The NHS Lincolnshire CCG email said Roche has asked labs to ‘safeguard’ supply ‘by prioritising testing for urgent patients only’.
The issue affects ‘tests such as UE, LFT, Glucose, Bone profile, Thyroid, Troponin, Cardiac enzymes, PSA etc and also some serology tests such as HIV, Hep B, Hep C etc’, the CCG added.
One affected lab was quoted as saying: ‘If any tests are required urgently we can perform these i.e. where they have requested repeat tests because they were previously abnormal and those patients who present with an urgent cause for concern e.g. renal failure but it is imperative that we protect the limited reagent supply we have.’
Dr Phil Williams, a partner in Lincoln, told Pulse: ‘There’s no such thing as a routine blood test, and they’ve not given any guidance on what is urgent and what isn’t.
‘They’ve given no indication to practices how long this will last which makes planning very difficult.
‘We’re already trying to clear a backlog of blood tests from the beginning of Covid, and we’re approaching another period where patients may refuse to come in for blood tests again.’

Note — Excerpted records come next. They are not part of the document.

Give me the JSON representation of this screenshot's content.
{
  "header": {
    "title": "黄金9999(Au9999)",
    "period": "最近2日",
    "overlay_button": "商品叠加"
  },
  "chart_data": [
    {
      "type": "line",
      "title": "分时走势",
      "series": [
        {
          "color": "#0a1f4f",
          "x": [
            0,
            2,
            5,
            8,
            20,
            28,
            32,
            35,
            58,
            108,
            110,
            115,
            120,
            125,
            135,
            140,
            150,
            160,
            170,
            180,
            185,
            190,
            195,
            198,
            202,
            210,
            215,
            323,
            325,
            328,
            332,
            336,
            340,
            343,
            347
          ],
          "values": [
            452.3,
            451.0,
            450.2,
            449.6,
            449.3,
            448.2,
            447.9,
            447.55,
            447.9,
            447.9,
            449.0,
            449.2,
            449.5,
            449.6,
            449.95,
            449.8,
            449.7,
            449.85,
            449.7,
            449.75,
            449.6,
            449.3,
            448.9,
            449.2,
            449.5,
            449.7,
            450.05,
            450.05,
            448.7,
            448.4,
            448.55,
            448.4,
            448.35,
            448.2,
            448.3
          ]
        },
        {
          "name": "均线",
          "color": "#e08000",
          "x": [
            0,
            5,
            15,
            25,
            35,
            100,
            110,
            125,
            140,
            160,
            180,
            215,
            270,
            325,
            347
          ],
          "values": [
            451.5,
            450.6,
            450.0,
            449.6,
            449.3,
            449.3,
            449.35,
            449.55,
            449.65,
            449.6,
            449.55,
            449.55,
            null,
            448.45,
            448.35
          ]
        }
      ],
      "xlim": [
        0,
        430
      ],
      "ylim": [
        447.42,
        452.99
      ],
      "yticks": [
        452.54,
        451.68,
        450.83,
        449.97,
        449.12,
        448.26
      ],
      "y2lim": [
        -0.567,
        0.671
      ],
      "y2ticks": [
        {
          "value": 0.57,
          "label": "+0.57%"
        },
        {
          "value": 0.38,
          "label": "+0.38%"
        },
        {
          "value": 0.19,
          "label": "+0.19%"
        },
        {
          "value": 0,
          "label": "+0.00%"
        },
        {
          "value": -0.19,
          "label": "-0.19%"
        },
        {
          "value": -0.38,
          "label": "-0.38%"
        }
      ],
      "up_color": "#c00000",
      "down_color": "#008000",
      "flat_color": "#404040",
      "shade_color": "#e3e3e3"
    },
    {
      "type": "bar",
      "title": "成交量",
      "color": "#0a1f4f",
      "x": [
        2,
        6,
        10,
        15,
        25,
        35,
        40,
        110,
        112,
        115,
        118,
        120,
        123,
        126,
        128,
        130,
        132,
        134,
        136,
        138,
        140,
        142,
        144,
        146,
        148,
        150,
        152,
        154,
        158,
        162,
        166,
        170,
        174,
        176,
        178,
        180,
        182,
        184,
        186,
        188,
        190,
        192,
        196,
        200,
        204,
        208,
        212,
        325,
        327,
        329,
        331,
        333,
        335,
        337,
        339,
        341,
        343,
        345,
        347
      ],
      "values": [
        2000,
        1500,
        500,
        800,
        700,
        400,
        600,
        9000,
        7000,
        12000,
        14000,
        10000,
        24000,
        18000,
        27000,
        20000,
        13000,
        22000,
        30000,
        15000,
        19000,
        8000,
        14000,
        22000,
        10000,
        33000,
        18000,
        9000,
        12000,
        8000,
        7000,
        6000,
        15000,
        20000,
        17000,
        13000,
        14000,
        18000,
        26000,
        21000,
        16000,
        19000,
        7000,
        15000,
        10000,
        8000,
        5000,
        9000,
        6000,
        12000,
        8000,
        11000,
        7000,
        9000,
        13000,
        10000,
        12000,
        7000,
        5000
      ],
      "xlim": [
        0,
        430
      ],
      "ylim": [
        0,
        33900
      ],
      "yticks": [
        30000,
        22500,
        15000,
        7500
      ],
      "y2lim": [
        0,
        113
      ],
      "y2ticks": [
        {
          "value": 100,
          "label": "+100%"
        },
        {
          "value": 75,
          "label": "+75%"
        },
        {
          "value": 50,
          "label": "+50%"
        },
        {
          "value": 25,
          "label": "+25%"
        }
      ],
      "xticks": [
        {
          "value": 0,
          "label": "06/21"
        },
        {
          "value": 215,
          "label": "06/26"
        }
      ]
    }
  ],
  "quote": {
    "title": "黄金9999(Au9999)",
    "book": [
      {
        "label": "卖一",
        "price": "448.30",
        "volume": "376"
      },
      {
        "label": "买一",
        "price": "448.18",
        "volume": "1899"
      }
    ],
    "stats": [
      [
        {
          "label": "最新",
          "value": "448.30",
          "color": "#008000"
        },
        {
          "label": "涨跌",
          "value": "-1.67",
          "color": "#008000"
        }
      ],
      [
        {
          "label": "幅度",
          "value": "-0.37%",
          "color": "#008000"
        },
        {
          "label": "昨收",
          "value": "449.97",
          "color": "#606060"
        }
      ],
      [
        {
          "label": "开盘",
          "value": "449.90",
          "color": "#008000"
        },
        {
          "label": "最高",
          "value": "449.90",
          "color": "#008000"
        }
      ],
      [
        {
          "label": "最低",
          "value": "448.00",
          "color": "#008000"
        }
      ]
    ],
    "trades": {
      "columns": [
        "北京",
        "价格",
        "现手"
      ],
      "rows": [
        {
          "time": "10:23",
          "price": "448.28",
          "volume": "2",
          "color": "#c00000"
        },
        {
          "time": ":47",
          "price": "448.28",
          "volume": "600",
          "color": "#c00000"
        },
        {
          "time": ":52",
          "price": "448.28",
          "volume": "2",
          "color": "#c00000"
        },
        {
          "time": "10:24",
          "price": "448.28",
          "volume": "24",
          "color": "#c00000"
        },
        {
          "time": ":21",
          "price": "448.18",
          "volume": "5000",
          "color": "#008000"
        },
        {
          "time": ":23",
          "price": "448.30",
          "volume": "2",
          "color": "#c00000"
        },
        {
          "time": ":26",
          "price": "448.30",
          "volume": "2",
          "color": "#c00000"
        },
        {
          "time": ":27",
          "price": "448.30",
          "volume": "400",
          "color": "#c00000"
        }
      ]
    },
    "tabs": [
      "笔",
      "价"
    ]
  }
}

An anonymous GP told Pulse: ‘We have already started to cancel blood tests, and patients will be attending for reviews and then having to re-attend for bloods at a later date so [that means] increased workload for [the] practice.
‘[It also] impairs the drive to catch up with routine reviews and assessments post-Covid and increases patient attendance at surgery and then possible Covid risk.’
A GP practice manager, who also asked to remain anonymous, told Pulse that the issue had led to ‘appointments cancelled for hundreds of patients, many of whom had been delayed earlier in the year due to Covid’.
They added that this extra workload comes as GP practice staff is ‘already at capacity’ and ‘with no indication as to how long the issue will exist and no clear communication from anyone’.
A spokesperson for Roche Diagnostics UK and Ireland told Pulse: ‘We deeply regret that there has been a delay in the dispatch of some products and apologise to any of our customers who have been impacted.
‘The teams at the National Distribution Centre are working exceptionally hard, day and night, to resolve this issue as soon as possible. As well as extending working hours, we have recruited extra staff and, where they can, our dedicated teams on the ground are working with customers to distribute products and minimise service disruption. We will continue to provide regular updates to our customers and we are doing everything possible to return to routine operations.
‘We are prioritising the dispatch of Covid-19 PCR and antibody tests, and are doing everything we can to ensure there is no impact on the supply of these to the NHS. Roche pharmaceuticals are not affected.’
A spokesperson for NHS Lincolnshire CCG told Pulse: ‘We are urgently seeking clarity from our partners on the issues that have caused the shortage of reagent supply, to understand what measures can be put in place in order to be able to support our GP practices and patients.’
An NHS England spokesperson said: ‘Roche has alerted hospitals to an issue with their supply chain, and they will be working urgently to resolve this issue.’
Pulse has also approached the labs for comment.